Subependymal hamartomas:

  • Subependymal nodes are most often found along the ventricular contour of the caudate nucleus, just posterior to the interventricular foramen of Monro, but can also be located in other areas
  • In newborns, the lesions are hyperintense in relation to the adjacent, still unmyelinated white matter in T1-weighted images and hypointense in T2-weighted images
  • As the brain matures, lesions increasingly appear isointense to white matter on T1- and T2-weighted images.
  • The nodes become calcified, but not before the end of the first year of life
  • Contrast enhancement may be observed but is not clinically significant.

Subependymal giant cell astrocytomas:

  • Usually located near the interventricular foramen of Monroe
  • Typically larger than 12mm
  • Often lead to occlusive hydrocephalus
  • Always accumulate KS
  • May become calcified.

White matter lesions:

  • The signal pattern is identical to that of the cortical nodes
  • FLAIR and the magnetization transfer method provide more diagnostic information.

Tuberous sclerosis (TS) is a rare genetic multisystem disease that usually appears shortly after birth.

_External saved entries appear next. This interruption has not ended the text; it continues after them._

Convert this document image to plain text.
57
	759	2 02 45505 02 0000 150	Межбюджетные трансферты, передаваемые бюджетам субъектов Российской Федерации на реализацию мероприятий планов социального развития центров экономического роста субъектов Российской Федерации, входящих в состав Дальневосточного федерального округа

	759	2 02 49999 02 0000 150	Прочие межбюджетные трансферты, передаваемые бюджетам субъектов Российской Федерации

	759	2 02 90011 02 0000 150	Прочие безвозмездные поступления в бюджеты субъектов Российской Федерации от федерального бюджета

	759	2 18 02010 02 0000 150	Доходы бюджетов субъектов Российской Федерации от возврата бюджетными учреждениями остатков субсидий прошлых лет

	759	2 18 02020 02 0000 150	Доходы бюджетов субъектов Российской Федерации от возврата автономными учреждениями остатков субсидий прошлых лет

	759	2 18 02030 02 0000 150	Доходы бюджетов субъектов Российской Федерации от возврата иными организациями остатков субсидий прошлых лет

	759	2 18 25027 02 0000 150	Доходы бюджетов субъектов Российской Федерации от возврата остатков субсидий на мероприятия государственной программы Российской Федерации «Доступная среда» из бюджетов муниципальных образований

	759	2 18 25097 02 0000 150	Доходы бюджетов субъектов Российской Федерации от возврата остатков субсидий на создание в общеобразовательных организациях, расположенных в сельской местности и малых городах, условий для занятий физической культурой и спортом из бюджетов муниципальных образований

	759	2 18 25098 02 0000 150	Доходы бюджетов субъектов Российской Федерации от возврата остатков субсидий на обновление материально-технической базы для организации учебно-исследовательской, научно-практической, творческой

The disease can cause a wide range of signs and symptoms and is associated with the formation of benign tumors in various organ systems of the body. The skin, brain, eyes, heart, kidneys and lungs are often affected. These tumors are often called hamartomas. Hamartoma is a nodular benign tumor-like formation, which is a tissue developmental abnormality. The term was proposed in 1904 by the German pathologist Eugen Albrecht (1872-1908) when describing liver dysembryoplasia. A hamartoma consists of the same tissue components as the organ where it is located. Moreover, it is distinguished by its abnormal structure and degree of tissue differentiation. Hamartomas are not cancerous; they usually do not metastasize or spread to other parts of the body. However, these abnormal growths can grow in size and damage the affected organ system. The number, size, and specific location of these growths in people with tuberous sclerosis can vary widely, and therefore the severity of the disease can also vary widely. Tuberous sclerosis occurs as a result of mutations in a gene or genes, which may occur spontaneously (sporadic) for unknown reasons or be inherited as an autosomal dominant trait. Most cases are new mutations (de novo) with no family history of the disease.

Story

Désiré-Magloire Bourneville (1840–1909) was a French neurologist who is notable for the original description of tuberous sclerosis ("Bourneville's disease") in 1880.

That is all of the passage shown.